The contract never re-runs the ODE or the heatmap evaluation. It trusts the Groth16 proof that the scores were computed correctly, then checks that the player picked the highest-scoring cell. The enforcement is sound relative to the heuristic — it guarantees consistency, not game-theoretic optimality. Verification costs ~275k gas regardless of circuit complexity.

What This Demonstrates

  1. Petri nets as computation: The strategy comes from differential equations over graph topology — deterministic and reproducible. Not a neural network, but also not game-theoretically optimal. The heuristic is hand-tuned; the computation is verifiable.
  2. ZK proves computation, not correctness: The proof guarantees the ODE integration and scoring were performed honestly. It does not prove the strategy is good — only that the claimed scores match the actual computation.

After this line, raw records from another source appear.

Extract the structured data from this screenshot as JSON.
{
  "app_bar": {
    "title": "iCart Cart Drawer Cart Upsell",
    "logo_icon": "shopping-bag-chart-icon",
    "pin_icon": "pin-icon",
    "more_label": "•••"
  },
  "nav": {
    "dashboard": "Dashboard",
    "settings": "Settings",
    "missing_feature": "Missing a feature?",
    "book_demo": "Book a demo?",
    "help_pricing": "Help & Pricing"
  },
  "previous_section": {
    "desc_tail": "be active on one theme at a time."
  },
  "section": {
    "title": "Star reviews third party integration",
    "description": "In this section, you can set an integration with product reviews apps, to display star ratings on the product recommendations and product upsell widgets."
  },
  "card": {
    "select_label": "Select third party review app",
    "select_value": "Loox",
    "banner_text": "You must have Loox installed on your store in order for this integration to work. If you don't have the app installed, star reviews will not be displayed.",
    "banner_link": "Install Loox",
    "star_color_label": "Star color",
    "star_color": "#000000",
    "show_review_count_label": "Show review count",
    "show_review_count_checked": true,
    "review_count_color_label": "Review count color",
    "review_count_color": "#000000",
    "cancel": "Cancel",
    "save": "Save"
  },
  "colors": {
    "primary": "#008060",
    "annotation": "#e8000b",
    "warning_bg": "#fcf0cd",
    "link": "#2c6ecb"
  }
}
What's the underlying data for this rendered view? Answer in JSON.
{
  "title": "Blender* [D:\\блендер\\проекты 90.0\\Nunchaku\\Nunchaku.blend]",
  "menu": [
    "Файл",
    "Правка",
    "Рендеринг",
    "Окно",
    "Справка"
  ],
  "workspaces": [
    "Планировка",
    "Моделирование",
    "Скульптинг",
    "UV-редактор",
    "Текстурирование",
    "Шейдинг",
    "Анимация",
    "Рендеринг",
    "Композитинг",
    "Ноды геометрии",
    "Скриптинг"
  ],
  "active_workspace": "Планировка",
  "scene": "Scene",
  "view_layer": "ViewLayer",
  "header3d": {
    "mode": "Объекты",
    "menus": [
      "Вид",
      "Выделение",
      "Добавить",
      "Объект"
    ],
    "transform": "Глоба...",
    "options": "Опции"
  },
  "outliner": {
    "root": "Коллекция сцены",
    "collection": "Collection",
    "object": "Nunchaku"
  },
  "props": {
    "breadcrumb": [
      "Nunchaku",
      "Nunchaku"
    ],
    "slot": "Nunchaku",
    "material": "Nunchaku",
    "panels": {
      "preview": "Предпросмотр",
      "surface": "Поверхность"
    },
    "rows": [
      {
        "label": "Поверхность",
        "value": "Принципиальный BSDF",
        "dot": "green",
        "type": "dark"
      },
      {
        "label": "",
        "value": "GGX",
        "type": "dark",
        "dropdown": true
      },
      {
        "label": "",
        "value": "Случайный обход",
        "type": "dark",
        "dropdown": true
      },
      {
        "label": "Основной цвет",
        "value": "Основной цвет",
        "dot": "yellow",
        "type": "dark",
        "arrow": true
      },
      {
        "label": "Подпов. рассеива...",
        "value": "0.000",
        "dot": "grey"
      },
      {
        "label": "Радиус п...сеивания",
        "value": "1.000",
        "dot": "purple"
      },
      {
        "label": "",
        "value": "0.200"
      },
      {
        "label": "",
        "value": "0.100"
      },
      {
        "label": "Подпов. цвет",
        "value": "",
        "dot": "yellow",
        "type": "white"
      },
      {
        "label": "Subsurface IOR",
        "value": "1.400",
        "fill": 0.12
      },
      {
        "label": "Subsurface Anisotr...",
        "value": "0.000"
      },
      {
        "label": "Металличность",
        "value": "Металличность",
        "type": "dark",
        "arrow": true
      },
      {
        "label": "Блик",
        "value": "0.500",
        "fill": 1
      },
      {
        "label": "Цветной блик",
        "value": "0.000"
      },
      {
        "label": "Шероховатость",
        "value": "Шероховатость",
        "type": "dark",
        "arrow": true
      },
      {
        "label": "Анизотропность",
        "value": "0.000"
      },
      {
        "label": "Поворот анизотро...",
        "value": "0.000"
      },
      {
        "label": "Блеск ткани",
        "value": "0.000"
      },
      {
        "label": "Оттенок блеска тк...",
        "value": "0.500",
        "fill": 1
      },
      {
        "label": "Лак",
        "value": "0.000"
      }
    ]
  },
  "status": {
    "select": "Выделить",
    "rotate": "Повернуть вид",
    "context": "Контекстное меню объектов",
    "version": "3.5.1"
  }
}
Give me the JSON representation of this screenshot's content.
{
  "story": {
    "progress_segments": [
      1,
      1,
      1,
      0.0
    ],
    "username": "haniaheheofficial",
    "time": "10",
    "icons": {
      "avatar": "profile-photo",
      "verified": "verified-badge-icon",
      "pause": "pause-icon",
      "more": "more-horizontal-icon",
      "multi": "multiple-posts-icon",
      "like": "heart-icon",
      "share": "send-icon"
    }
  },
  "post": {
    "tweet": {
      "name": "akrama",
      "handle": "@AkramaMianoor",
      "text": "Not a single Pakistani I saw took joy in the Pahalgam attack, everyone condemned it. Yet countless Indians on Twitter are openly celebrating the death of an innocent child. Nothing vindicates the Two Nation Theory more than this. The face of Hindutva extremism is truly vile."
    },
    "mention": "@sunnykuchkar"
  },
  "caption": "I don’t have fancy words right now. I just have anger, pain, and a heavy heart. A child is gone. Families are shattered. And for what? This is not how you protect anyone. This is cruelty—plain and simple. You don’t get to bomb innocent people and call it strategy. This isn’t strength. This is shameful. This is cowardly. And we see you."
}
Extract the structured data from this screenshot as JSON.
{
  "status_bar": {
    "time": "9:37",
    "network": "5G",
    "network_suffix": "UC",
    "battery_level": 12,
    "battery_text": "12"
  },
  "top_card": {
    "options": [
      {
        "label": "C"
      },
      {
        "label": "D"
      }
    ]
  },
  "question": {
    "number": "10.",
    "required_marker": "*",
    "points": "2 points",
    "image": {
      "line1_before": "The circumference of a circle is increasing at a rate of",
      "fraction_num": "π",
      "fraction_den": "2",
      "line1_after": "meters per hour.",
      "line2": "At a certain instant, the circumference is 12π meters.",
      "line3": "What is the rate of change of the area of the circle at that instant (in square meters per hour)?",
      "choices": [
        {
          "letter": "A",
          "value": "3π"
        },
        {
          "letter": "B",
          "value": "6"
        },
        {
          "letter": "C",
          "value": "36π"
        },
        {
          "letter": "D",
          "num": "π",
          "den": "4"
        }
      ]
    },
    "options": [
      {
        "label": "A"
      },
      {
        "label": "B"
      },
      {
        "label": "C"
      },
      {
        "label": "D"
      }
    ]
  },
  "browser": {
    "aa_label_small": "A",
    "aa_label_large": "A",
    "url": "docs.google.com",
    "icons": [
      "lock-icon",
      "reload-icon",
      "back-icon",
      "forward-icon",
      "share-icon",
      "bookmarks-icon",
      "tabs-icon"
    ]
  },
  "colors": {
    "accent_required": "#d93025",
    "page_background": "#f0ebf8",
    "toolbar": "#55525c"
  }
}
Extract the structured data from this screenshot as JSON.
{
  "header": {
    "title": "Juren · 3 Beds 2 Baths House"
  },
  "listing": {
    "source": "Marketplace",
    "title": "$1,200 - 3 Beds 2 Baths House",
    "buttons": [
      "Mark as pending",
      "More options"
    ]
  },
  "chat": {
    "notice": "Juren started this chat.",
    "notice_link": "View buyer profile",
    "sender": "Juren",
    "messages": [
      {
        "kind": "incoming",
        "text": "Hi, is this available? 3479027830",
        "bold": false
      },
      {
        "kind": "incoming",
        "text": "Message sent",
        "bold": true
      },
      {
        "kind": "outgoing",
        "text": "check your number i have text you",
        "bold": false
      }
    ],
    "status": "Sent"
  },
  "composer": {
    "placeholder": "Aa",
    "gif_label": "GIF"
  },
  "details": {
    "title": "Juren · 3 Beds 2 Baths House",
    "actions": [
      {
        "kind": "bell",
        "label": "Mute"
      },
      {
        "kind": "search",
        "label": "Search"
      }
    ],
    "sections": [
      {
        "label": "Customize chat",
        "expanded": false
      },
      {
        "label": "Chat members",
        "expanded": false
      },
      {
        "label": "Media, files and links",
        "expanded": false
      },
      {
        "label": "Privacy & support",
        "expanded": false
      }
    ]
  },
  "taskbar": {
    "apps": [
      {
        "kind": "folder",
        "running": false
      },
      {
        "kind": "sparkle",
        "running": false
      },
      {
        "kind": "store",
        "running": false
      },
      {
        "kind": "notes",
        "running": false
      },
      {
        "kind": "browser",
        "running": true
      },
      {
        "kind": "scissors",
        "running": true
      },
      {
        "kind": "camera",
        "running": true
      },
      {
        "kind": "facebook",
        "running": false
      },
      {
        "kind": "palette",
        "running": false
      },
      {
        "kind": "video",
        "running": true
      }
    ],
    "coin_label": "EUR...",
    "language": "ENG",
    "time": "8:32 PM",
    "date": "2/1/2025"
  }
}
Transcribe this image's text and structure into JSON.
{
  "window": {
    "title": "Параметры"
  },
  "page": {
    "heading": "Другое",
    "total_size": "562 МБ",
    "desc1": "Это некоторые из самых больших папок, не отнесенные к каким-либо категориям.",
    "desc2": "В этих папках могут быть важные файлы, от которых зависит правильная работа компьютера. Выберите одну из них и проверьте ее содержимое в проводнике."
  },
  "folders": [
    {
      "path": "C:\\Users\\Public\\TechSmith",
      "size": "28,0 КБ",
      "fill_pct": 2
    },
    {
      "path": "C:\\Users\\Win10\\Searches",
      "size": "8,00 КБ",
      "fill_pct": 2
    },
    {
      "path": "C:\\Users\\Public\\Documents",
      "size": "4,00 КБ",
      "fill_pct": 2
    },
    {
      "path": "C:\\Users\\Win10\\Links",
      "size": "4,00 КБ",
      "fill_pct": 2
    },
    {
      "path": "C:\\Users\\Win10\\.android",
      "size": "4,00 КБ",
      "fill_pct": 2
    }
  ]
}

  3. Practical on-chain cost: ~450k gas per verified move on Base Sepolia. Comparable to a Uniswap swap. The contract checks consistency with the heuristic without re-running any computation on-chain.
  4. General pattern: Any Petri net can be evaluated with mass-action kinetics, proved with Groth16, and verified on-chain. The circuit generator is parametric over net topology. Tic-tac-toe is the smallest interesting example — the pipeline works the same way for larger nets.